I have ALWAYS been the type of person who needed a definite plan and followed a schedule. While I admire this routine at times, I found myself incredibly overwhelmed when things didn't go to plan, and what was worse was it wasn't going exactly to my plan. I realized I was setting myself up for complete failure.
One particular instance, I decided that I was going to work even harder at work. I was becoming more intense because I decided it was time for my coworkers to respect me more, I felt nobody was taking me very seriously. So, I said to myself no more, I'm going to be a hardass on everyone and they can just deal. I felt the tenseness in the air as soon as I walked in the door. People were beginning to get anxious around me.
My boss pulled me aside and asked curiously if I was okay, that I hadn't been myself and that I needed to take some time off before I came back. I was convinced I was going to lose my job and all because I decided to sabotage my work ethic based on how I THOUGHT others were viewing me.

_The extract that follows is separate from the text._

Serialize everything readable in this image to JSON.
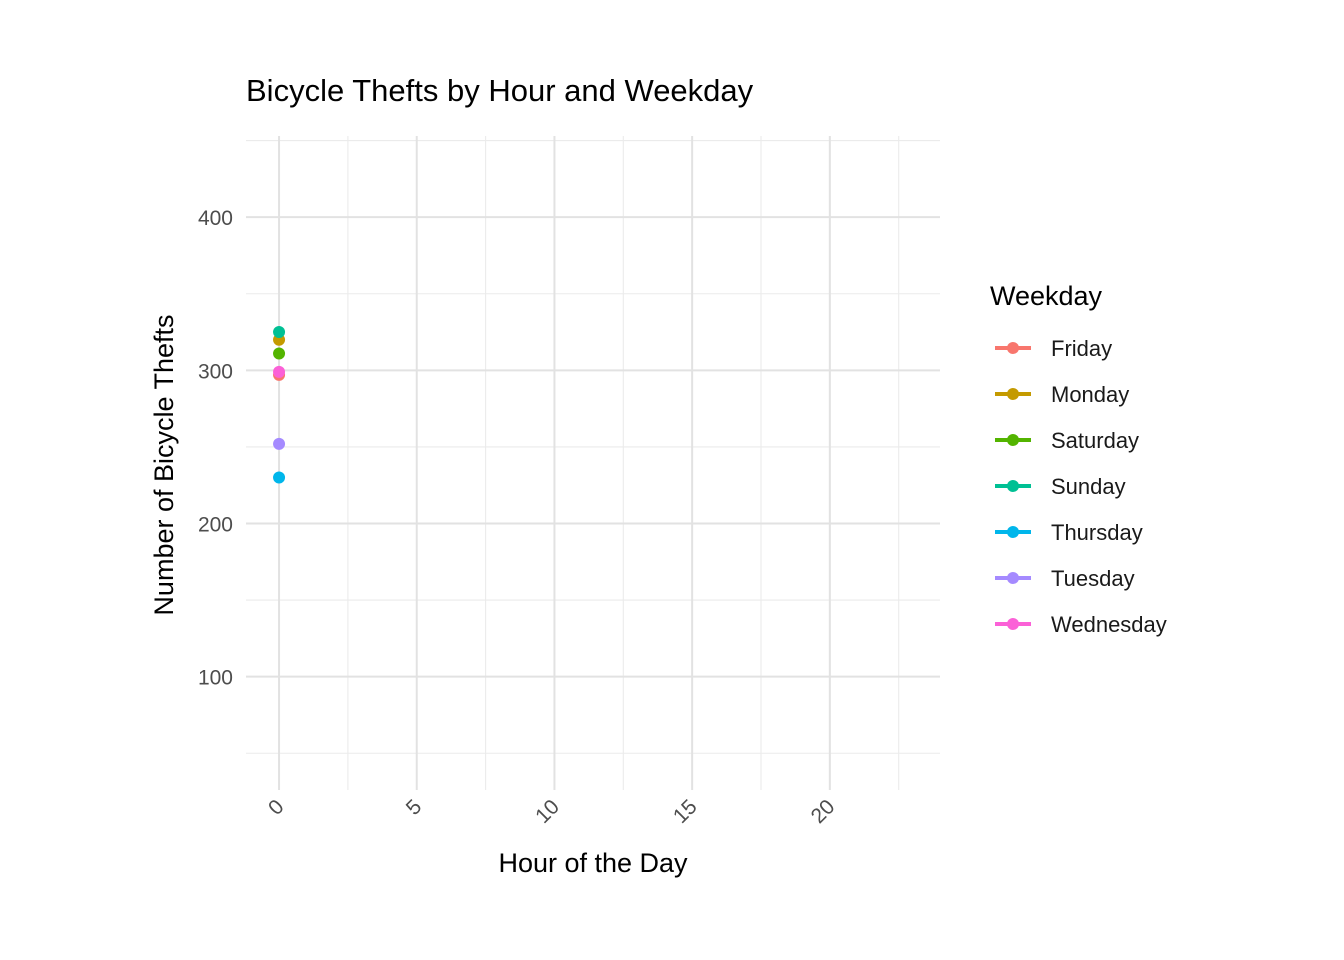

I did some serious soul searching and realized that not everything in my life is going to go exactly how I want it. For starters, how other people view me is none of my business, however, I learned that I have to be cordial in the workplace. After my week off, I came back and said I was just going to focus on what I could get done and not stress about all the minor details in between that normally drive me mad.
I found myself elated and not exhausted when I left work. I found that not focusing so much on the smallest of things and just doing my best and not making my work day harder than it already was, it wasn't such a bad place to work.
When drama talk occurred, I excluded myself. When my sibling or significant other wasn't doing what I saw was correct, I just let it go and focused on something I could do myself instead.
Throughout all of this, I learned that no matter how hard we try, we can't control other people or how they see us. I can control what I want to do, but let go what I knew I couldn't. Life has been insanely easier since I let go of what I genuinely couldn't change.